Enhancing the hydrogen permeation of alumina composite porous membranes via graphene oxide addition

Graphene oxide (GO) membranes have attracted considerable interest for hydrogen (H2) purification applications. However, the addition of GO into matrix materials to enhance the efficiency of H2 permeation remains a challenge. In this study, the fabrication of alumina/graphene oxide (AGO) composites containing varying contents of GO (0.5–3.0 wt.%) was investigated. The AGO composites were formed into pellets and sintered for 2 h at 1500 °C. Accordingly, the presence of GO in the membranes following sintering was confirmed by Raman spectroscopy. Additionally, the porosity of the AGO composites increased from 3.7% to 26.9% as the GO concentration increased from 0.5 wt.% to 3.0 wt.%. Furthermore, the average pore diameter of the AGO composites was in the range of 87–228 nm, and the pore size distribution was unimodal. The performance of the AGO membranes was investigated for the permeance of single gases H2 and N2 at 30–500 °C to evaluate their potential for H2 separation applications.
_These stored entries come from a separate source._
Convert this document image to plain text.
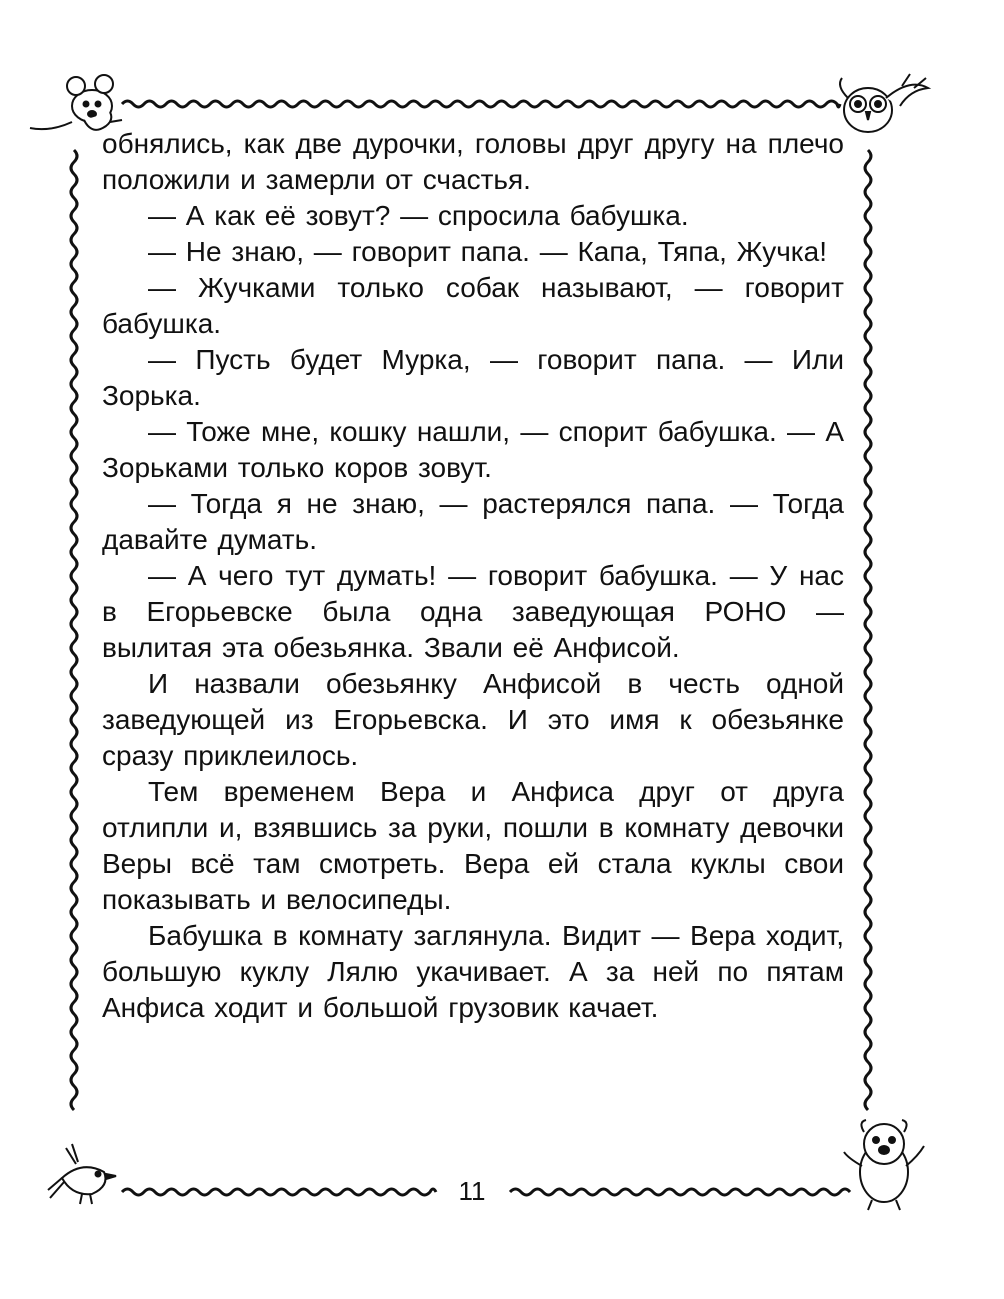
обнялись, как две дурочки, головы друг другу на плечо положили и замерли от счастья.

— А как её зовут? — спросила бабушка.

— Не знаю, — говорит папа. — Капа, Тяпа, Жучка!

— Жучками только собак называют, — говорит бабушка.

— Пусть будет Мурка, — говорит папа. — Или Зорька.

— Тоже мне, кошку нашли, — спорит бабушка. — А Зорьками только коров зовут.

— Тогда я не знаю, — растерялся папа. — Тогда давайте думать.

— А чего тут думать! — говорит бабушка. — У нас в Егорьевске была одна заведующая РОНО — вылитая эта обезьянка. Звали её Анфисой.

И назвали обезьянку Анфисой в честь одной заведующей из Егорьевска. И это имя к обезьянке сразу приклеилось.

Тем временем Вера и Анфиса друг от друга отлипли и, взявшись за руки, пошли в комнату девочки Веры всё там смотреть. Вера ей стала куклы свои показывать и велосипеды.

Бабушка в комнату заглянула. Видит — Вера ходит, большую куклу Лялю укачивает. А за ней по пятам Анфиса ходит и большой грузовик качает.

11
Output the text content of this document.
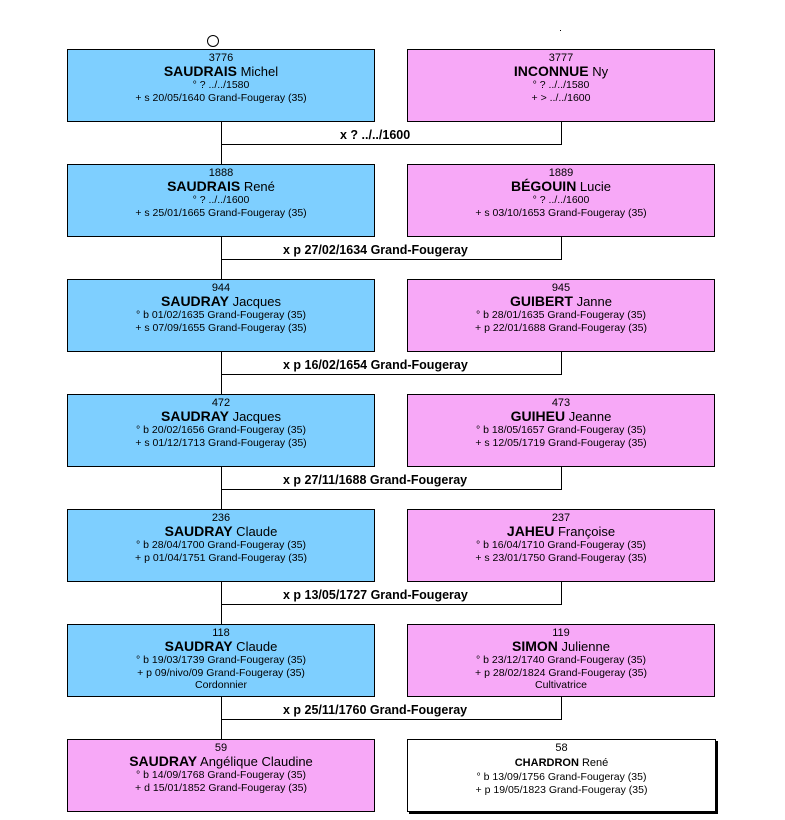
3776
SAUDRAIS Michel
° ? ../../1580
+ s 20/05/1640 Grand-Fougeray (35)
3777
INCONNUE Ny
° ? ../../1580
+ > ../../1600
x ? ../../1600
1888
SAUDRAIS René
° ? ../../1600
+ s 25/01/1665 Grand-Fougeray (35)
1889
BÉGOUIN Lucie
° ? ../../1600
+ s 03/10/1653 Grand-Fougeray (35)
x p 27/02/1634 Grand-Fougeray
944
SAUDRAY Jacques
° b 01/02/1635 Grand-Fougeray (35)
+ s 07/09/1655 Grand-Fougeray (35)
945
GUIBERT Janne
° b 28/01/1635 Grand-Fougeray (35)
+ p 22/01/1688 Grand-Fougeray (35)
x p 16/02/1654 Grand-Fougeray
472
SAUDRAY Jacques
° b 20/02/1656 Grand-Fougeray (35)
+ s 01/12/1713 Grand-Fougeray (35)
473
GUIHEU Jeanne
° b 18/05/1657 Grand-Fougeray (35)
+ s 12/05/1719 Grand-Fougeray (35)
x p 27/11/1688 Grand-Fougeray
236
SAUDRAY Claude
° b 28/04/1700 Grand-Fougeray (35)
+ p 01/04/1751 Grand-Fougeray (35)
237
JAHEU Françoise
° b 16/04/1710 Grand-Fougeray (35)
+ s 23/01/1750 Grand-Fougeray (35)
x p 13/05/1727 Grand-Fougeray
118
SAUDRAY Claude
° b 19/03/1739 Grand-Fougeray (35)
+ p 09/nivo/09 Grand-Fougeray (35)
Cordonnier
119
SIMON Julienne
° b 23/12/1740 Grand-Fougeray (35)
+ p 28/02/1824 Grand-Fougeray (35)
Cultivatrice
x p 25/11/1760 Grand-Fougeray
59
SAUDRAY Angélique Claudine
° b 14/09/1768 Grand-Fougeray (35)
+ d 15/01/1852 Grand-Fougeray (35)
58
CHARDRON René
° b 13/09/1756 Grand-Fougeray (35)
+ p 19/05/1823 Grand-Fougeray (35)
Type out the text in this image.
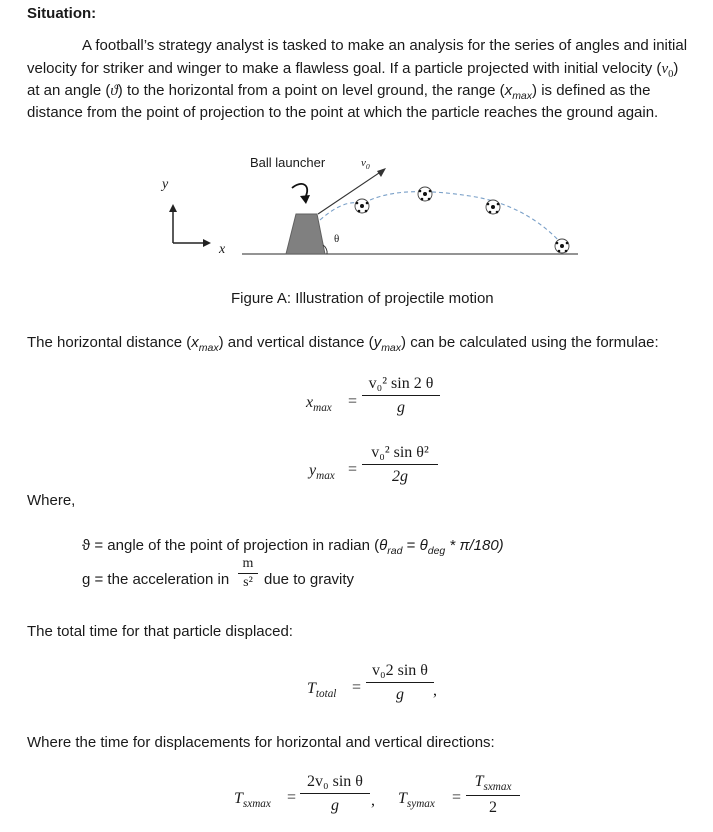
Situation:
A football’s strategy analyst is tasked to make an analysis for the series of angles and initial
velocity for striker and winger to make a flawless goal. If a particle projected with initial velocity $(v_0)$
at an angle (ϑ) to the horizontal from a point on level ground, the range $(x_{max})$ is defined as the
distance from the point of projection to the point at which the particle reaches the ground again.
Ball launcher	$v_0$
y
x
θ
Figure A: Illustration of projectile motion
The horizontal distance $(x_{max})$ and vertical distance $(y_{max})$ can be calculated using the formulae:
$x_{max} = \frac{\text{v₀² sin 2 θ}}{g}$
$y_{max} = \frac{\text{v₀² sin θ²}}{2g}$
Where,
ϑ = angle of the point of projection in radian $(\theta_{rad} = \theta_{deg} * \pi/180)$
g = the acceleration in $\frac{m}{\text{s²}}$ due to gravity
The total time for that particle displaced:
$T_{total} = \frac{\text{v₀2 sin θ}}{g}$ ,
Where the time for displacements for horizontal and vertical directions:
$T_{sxmax} = \frac{\text{2v₀ sin θ}}{g}$ , $T_{symax}$ =
$T_{sxmax}$
2
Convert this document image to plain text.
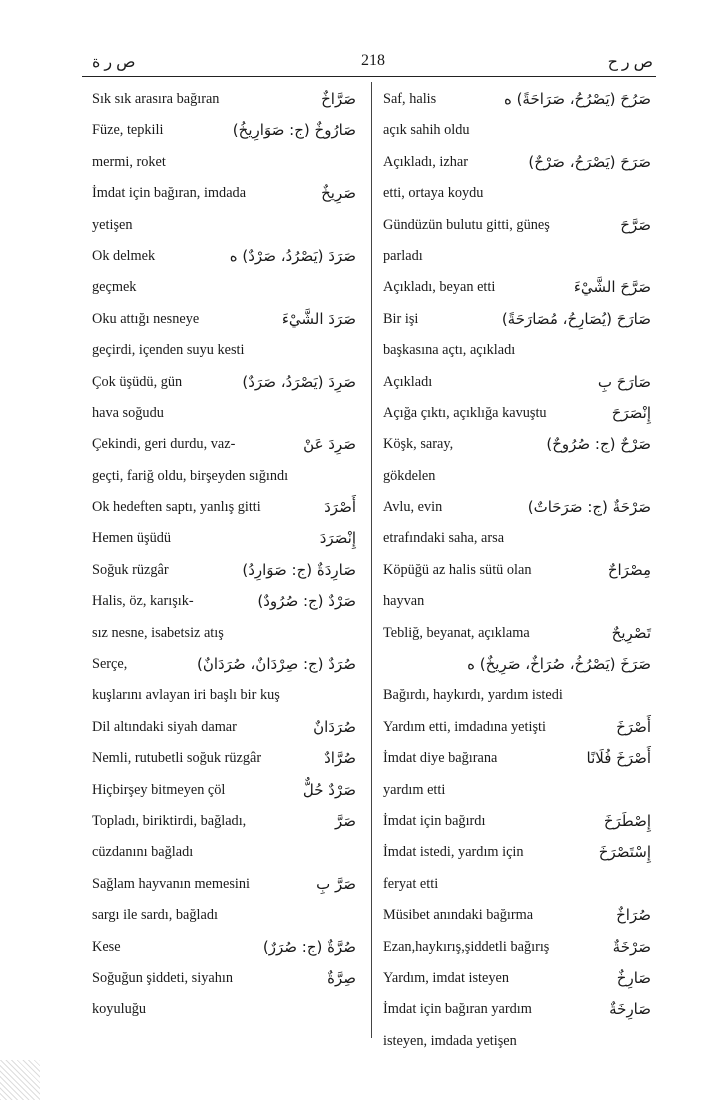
ص ر ة	218	ص ر ح
Sık sık arasıra bağıran	صَرَّاخٌ
Füze, tepkili	صَارُوخٌ (ج: صَوَارِيخُ)
mermi, roket
İmdat için bağıran, imdada	صَرِيخٌ
yetişen
Ok delmek	صَرَدَ (يَصْرُدُ، صَرْدٌ) ه
geçmek
Oku attığı nesneye	صَرَدَ الشَّيْءَ
geçirdi, içenden suyu kesti
Çok üşüdü, gün	صَرِدَ (يَصْرَدُ، صَرَدٌ)
hava soğudu
Çekindi, geri durdu, vaz-	صَرِدَ عَنْ
geçti, fariğ oldu, birşeyden sığındı
Ok hedeften saptı, yanlış gitti	أَصْرَدَ
Hemen üşüdü	إِنْصَرَدَ
Soğuk rüzgâr	صَارِدَةٌ (ج: صَوَارِدُ)
Halis, öz, karışık-	صَرْدٌ (ج: صُرُودٌ)
sız nesne, isabetsiz atış
Serçe,	صُرَدٌ (ج: صِرْدَانٌ، صُرَدَانٌ)
kuşlarını avlayan iri başlı bir kuş
Dil altındaki siyah damar	صُرَدَانٌ
Nemli, rutubetli soğuk rüzgâr	صُرَّادٌ
Hiçbirşey bitmeyen çöl	صَرْدٌ حُلٌّ
Topladı, biriktirdi, bağladı,	صَرَّ
cüzdanını bağladı
Sağlam hayvanın memesini	صَرَّ بِ
sargı ile sardı, bağladı
Kese	صُرَّةٌ (ج: صُرَرٌ)
Soğuğun şiddeti, siyahın	صِرَّةٌ
koyuluğu
Saf, halis	صَرُحَ (يَصْرُحُ، صَرَاحَةً) ه
açık sahih oldu
Açıkladı, izhar	صَرَحَ (يَصْرَحُ، صَرْحٌ)
etti, ortaya koydu
Gündüzün bulutu gitti, güneş	صَرَّحَ
parladı
Açıkladı, beyan etti	صَرَّحَ الشَّيْءَ
Bir işi	صَارَحَ (يُصَارِحُ، مُصَارَحَةً)
başkasına açtı, açıkladı
Açıkladı	صَارَحَ بِ
Açığa çıktı, açıklığa kavuştu	إِنْصَرَحَ
Köşk, saray,	صَرْحٌ (ج: صُرُوحٌ)
gökdelen
Avlu, evin	صَرْحَةٌ (ج: صَرَحَاتٌ)
etrafındaki saha, arsa
Köpüğü az halis sütü olan	مِصْرَاحٌ
hayvan
Tebliğ, beyanat, açıklama	تَصْرِيحٌ
صَرَخَ (يَصْرُخُ، صُرَاخٌ، صَرِيخٌ) ه
Bağırdı, haykırdı, yardım istedi
Yardım etti, imdadına yetişti	أَصْرَخَ
İmdat diye bağırana	أَصْرَخَ فُلَانًا
yardım etti
İmdat için bağırdı	إِصْطَرَخَ
İmdat istedi, yardım için	إِسْتَصْرَخَ
feryat etti
Müsibet anındaki bağırma	صُرَاخٌ
Ezan,haykırış,şiddetli bağırış	صَرْخَةٌ
Yardım, imdat isteyen	صَارِخٌ
İmdat için bağıran yardım	صَارِخَةٌ
isteyen, imdada yetişen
The AGO membranes with a GO addition of 2.5 and 3.0 wt.% exhibited a high hydrogen permeance of 232–410 × 10−6 mol m−2 s−1 Pa−1, which was approximately 10 times greater than that of pristine Al2O3 membrane. Additionally, the ideal H2/N2 selectivity values ranged from 4.02 to 4.20. Furthermore, gas permeation through the AGO membrane was observed to follow the Knudsen diffusion mechanism.